6. Extracting Clinical Knowledge
The result of the architecture expressed in clinical knowledge was, first, a file in OWL format [16], that can be read from any ontology editor, either to create software agents or to reuse it, enriching it with more ontological elements. Second, a friendly user interface is used for the health professional. It enables knowledge management through the extraction process that will be used as support for medical decision making. Third, an XML file is generated following the HL7 Clinical Document Architecture (CDA) standard [17] that presents patient information schematically and can be used by other systems which enables interoperability through this standard.
III. Discussion
Most health centers in Panama handle unstructured information. Physicians and nurses write a patient's history in a text document. This makes it difficult for computers to read and understand this information. To solve this problem, a methodology and a software architecture that makes it possible, using NLP techniques to automatically create an ontology from unstructured documents, was proposed in this study.
The developed architecture focuses on creating and populating an ontology from a text in natural language and with an appropriate level of efficiency, see Figure 4. In addition to this, the exchange of information through documents in CDA format was implemented. Figure 5 shows a segment of the CDA file in XML format.
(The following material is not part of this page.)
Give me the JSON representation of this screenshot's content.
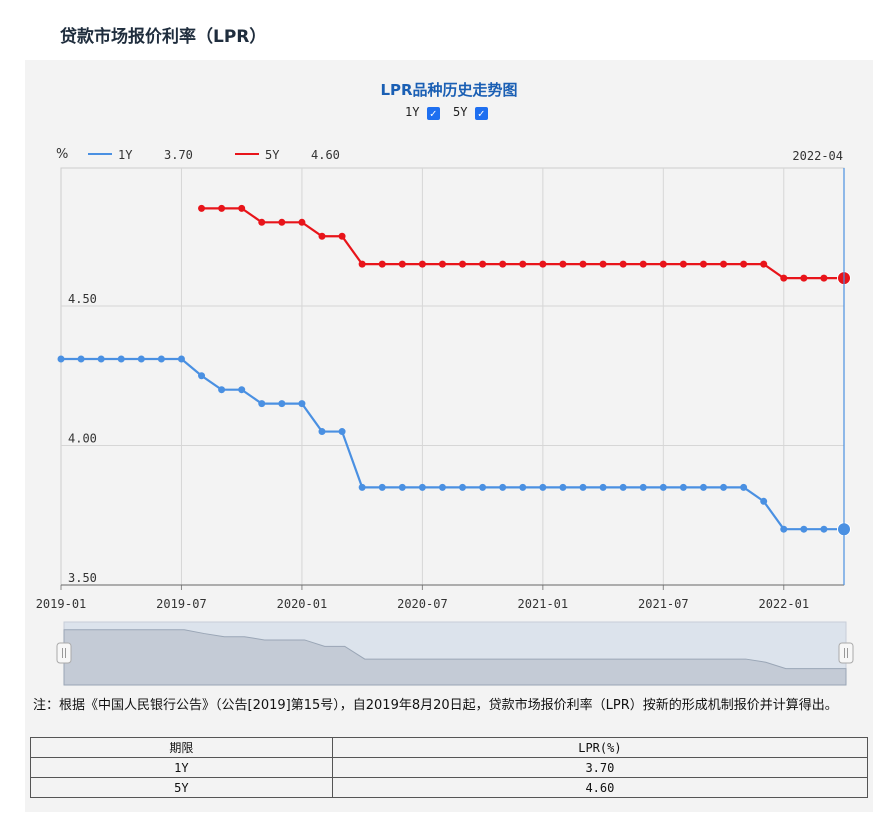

The implemented architecture follows the functional requirements and develops the project according to the standards required by the software industry. The technological foundations presented here are those considered necessary to create a software that conveys NLP to ontologies in a clinical context.
It was decided to use free software tools that are available to the research community to perform the analysis, design and implementation of this computer program application so that other researches in the e-health community can modify or improve the original version of this software.
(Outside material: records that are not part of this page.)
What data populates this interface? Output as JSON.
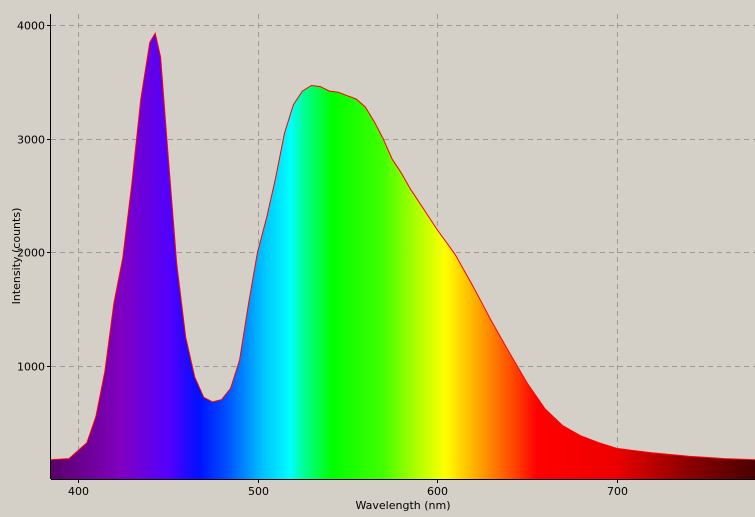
{
  "chart_data": {
    "type": "area",
    "title": "",
    "xlabel": "Wavelength (nm)",
    "ylabel": "Intensity (counts)",
    "xlim": [
      385,
      777
    ],
    "ylim": [
      0,
      4100
    ],
    "x_ticks": [
      400,
      500,
      600,
      700
    ],
    "y_ticks": [
      1000,
      2000,
      3000,
      4000
    ],
    "grid": true,
    "grid_style": "dashed",
    "fill": "visible-spectrum gradient",
    "line_color": "#ff0000",
    "background_color": "#d4d0c8",
    "series": [
      {
        "x": [
          385,
          395,
          405,
          410,
          415,
          420,
          425,
          430,
          435,
          440,
          443,
          446,
          450,
          455,
          460,
          465,
          470,
          475,
          480,
          485,
          490,
          495,
          500,
          505,
          510,
          515,
          520,
          525,
          530,
          535,
          540,
          545,
          550,
          555,
          560,
          565,
          570,
          575,
          580,
          585,
          590,
          595,
          600,
          610,
          620,
          630,
          640,
          650,
          660,
          670,
          680,
          690,
          700,
          720,
          740,
          760,
          777
        ],
        "y": [
          170,
          180,
          320,
          550,
          950,
          1550,
          1950,
          2600,
          3350,
          3850,
          3930,
          3720,
          2900,
          1900,
          1250,
          900,
          720,
          680,
          700,
          800,
          1050,
          1550,
          2000,
          2300,
          2650,
          3050,
          3300,
          3420,
          3470,
          3460,
          3420,
          3410,
          3380,
          3350,
          3280,
          3150,
          3000,
          2820,
          2700,
          2560,
          2440,
          2320,
          2200,
          1980,
          1700,
          1400,
          1120,
          850,
          620,
          470,
          380,
          320,
          270,
          230,
          200,
          180,
          170
        ]
      }
    ]
  }
}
For the validation of the architecture, the project designers used the patients' clinical information domain. The total corpus consisted of the following set of data: general data (2,764 records), diagnosis (505 records), and medicines (590 records). The annotation extraction process was evaluated using the precision, recall and F-measure validation metrics shown in Table 1.
The methodology presented here has been validated in the patient clinical information domain in Spanish with promising results. It was carried out with the validation metrics most used in NLP systems, specifically the precision, recall and F-measure.
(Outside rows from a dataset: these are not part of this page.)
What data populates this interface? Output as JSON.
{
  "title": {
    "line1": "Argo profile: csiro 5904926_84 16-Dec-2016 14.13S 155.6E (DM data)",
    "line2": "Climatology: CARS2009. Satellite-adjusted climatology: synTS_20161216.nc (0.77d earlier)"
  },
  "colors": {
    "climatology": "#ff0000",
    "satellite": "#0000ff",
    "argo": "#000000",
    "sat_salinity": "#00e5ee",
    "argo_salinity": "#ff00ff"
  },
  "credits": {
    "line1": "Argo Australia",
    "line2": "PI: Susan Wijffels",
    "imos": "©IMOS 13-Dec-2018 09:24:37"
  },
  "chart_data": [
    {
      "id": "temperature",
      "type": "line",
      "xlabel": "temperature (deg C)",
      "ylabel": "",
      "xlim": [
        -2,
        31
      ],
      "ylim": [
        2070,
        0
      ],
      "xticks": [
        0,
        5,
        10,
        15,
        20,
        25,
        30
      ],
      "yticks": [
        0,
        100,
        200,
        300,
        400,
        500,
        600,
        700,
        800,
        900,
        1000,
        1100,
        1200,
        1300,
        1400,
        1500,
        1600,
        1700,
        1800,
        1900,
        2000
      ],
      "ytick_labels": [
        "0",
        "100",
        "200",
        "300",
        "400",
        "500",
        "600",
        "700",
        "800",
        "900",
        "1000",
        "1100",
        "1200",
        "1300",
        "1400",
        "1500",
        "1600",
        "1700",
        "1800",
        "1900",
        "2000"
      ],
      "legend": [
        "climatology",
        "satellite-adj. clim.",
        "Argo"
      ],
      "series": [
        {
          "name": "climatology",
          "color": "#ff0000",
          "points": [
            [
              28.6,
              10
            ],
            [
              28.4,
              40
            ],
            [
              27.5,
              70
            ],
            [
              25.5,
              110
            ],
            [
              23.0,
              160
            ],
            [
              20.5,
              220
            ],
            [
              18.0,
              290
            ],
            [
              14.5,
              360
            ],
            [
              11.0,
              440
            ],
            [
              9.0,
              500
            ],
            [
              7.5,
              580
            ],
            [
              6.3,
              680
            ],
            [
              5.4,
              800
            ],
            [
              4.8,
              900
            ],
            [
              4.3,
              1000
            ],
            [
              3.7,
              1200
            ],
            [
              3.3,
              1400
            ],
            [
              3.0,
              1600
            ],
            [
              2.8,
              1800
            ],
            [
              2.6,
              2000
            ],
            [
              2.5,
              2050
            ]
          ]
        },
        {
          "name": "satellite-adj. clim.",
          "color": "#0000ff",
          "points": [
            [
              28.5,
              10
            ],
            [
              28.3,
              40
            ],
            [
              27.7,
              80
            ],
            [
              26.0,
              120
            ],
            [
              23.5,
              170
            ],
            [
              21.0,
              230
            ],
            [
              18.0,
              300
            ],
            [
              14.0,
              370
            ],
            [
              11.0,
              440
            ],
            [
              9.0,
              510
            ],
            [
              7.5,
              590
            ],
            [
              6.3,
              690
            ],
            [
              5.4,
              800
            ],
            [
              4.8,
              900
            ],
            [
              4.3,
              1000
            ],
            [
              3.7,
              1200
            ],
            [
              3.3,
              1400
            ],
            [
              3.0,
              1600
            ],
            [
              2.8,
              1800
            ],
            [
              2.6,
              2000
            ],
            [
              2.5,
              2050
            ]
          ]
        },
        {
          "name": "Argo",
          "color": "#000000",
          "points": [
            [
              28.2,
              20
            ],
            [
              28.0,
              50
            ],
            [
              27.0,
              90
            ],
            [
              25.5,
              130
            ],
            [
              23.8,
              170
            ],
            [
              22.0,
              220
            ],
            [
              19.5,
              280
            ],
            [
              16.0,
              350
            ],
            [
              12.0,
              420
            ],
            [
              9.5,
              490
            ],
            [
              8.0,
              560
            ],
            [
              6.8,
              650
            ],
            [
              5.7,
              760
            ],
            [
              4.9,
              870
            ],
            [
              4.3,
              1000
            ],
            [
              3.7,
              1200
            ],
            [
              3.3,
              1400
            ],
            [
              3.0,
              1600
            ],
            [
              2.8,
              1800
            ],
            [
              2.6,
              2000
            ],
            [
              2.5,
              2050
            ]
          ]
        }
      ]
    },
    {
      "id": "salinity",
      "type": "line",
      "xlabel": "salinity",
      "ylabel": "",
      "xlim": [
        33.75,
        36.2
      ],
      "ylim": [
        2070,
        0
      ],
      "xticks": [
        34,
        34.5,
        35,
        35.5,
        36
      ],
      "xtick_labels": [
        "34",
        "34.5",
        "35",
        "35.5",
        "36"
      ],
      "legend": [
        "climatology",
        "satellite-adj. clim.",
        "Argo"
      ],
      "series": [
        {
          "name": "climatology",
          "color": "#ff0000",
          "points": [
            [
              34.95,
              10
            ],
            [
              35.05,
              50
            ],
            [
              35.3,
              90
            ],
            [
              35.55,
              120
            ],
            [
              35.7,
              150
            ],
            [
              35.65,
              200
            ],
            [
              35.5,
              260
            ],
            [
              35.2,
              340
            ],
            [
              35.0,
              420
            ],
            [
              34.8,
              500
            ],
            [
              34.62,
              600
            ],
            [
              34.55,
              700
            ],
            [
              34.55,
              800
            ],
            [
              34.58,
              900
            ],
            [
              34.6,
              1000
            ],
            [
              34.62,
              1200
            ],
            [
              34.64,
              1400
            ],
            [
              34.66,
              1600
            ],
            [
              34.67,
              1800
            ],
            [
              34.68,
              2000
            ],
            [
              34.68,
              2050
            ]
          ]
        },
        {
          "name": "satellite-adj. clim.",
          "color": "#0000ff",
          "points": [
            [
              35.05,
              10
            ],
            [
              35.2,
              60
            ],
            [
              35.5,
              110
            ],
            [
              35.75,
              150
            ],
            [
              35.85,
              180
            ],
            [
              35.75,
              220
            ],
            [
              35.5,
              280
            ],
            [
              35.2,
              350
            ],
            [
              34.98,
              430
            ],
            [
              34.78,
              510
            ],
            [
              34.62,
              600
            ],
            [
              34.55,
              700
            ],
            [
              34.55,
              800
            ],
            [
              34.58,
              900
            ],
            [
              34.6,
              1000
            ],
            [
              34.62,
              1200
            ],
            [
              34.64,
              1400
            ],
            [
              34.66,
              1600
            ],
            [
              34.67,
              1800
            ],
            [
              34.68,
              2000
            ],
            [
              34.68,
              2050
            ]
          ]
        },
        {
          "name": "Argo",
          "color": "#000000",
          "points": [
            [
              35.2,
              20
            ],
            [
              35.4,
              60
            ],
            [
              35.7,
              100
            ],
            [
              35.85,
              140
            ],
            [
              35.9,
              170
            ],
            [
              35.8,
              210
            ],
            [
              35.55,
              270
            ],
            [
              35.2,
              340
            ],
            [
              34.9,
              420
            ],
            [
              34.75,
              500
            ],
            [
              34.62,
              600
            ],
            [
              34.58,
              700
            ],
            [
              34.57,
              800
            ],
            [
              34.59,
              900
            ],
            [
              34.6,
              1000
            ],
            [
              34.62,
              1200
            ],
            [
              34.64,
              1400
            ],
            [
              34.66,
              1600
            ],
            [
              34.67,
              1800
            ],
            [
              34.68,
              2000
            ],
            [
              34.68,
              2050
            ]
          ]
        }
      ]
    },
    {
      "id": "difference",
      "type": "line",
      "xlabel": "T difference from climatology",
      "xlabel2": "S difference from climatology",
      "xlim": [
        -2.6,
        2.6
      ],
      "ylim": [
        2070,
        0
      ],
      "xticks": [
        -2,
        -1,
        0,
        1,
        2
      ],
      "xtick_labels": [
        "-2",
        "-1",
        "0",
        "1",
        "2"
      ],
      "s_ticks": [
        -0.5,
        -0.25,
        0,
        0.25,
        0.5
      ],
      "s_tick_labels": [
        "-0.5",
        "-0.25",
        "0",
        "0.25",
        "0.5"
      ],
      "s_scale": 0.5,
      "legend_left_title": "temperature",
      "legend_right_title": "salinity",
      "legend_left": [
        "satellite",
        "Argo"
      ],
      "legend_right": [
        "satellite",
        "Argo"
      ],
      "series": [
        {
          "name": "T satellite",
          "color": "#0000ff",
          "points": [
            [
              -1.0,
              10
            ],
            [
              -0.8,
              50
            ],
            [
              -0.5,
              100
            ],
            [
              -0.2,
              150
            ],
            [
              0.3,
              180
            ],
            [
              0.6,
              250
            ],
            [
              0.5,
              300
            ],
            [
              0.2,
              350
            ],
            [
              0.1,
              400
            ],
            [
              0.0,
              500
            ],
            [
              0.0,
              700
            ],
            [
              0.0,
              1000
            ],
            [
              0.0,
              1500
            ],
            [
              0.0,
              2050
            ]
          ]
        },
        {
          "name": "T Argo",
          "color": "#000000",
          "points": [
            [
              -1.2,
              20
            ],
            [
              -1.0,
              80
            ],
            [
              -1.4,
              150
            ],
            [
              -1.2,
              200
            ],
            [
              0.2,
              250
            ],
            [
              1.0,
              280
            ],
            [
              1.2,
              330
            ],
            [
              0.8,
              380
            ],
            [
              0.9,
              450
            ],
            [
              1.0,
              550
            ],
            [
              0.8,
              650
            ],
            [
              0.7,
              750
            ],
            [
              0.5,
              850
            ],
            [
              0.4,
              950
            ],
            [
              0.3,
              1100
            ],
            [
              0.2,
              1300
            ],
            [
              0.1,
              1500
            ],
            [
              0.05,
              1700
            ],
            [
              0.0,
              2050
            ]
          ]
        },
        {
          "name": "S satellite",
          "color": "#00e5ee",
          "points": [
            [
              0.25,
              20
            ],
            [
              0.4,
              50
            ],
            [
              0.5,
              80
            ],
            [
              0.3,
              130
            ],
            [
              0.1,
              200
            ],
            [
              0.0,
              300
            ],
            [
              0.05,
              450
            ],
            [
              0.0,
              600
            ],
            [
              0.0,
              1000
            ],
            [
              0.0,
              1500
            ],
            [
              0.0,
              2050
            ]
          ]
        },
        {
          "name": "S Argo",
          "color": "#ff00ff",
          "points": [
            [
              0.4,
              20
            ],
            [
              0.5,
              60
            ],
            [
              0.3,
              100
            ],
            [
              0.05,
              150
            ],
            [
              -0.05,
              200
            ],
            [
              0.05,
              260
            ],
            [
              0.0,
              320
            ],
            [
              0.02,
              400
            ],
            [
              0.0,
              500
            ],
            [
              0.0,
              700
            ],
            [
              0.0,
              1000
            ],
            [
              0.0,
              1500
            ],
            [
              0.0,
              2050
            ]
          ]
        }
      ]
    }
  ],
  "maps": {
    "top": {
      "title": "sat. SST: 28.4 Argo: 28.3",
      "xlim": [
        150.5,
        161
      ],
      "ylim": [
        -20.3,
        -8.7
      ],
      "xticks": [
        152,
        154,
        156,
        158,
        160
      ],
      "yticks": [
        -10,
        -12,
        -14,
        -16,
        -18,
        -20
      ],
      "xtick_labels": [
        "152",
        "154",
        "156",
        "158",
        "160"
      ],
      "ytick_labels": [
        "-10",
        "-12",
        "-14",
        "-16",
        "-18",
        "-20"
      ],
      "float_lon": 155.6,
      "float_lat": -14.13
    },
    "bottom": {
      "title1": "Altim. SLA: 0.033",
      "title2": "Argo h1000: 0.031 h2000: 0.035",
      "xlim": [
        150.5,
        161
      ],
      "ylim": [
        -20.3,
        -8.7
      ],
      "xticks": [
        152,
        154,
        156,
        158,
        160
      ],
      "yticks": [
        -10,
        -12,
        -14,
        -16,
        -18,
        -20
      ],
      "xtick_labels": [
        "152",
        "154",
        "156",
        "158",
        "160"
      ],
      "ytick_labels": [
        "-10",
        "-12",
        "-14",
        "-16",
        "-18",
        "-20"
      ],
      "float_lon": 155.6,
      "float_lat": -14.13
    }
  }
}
At present, there are very few ontological learning systems oriented to the information domain of patients for the construction of ontologies; therefore, research in this field is increasingly important.
To validate this methodology, a set of experiments were conducted. The system obtained satisfactory results for the annotation extraction process. The precision measures obtained for the extraction of annotations, in the corpus of palliative care, and in general medicine using the quality validation methods explained above were 95.56%, 88.56% and 91.93% which indicate a very good accuracy because they all are over 90%.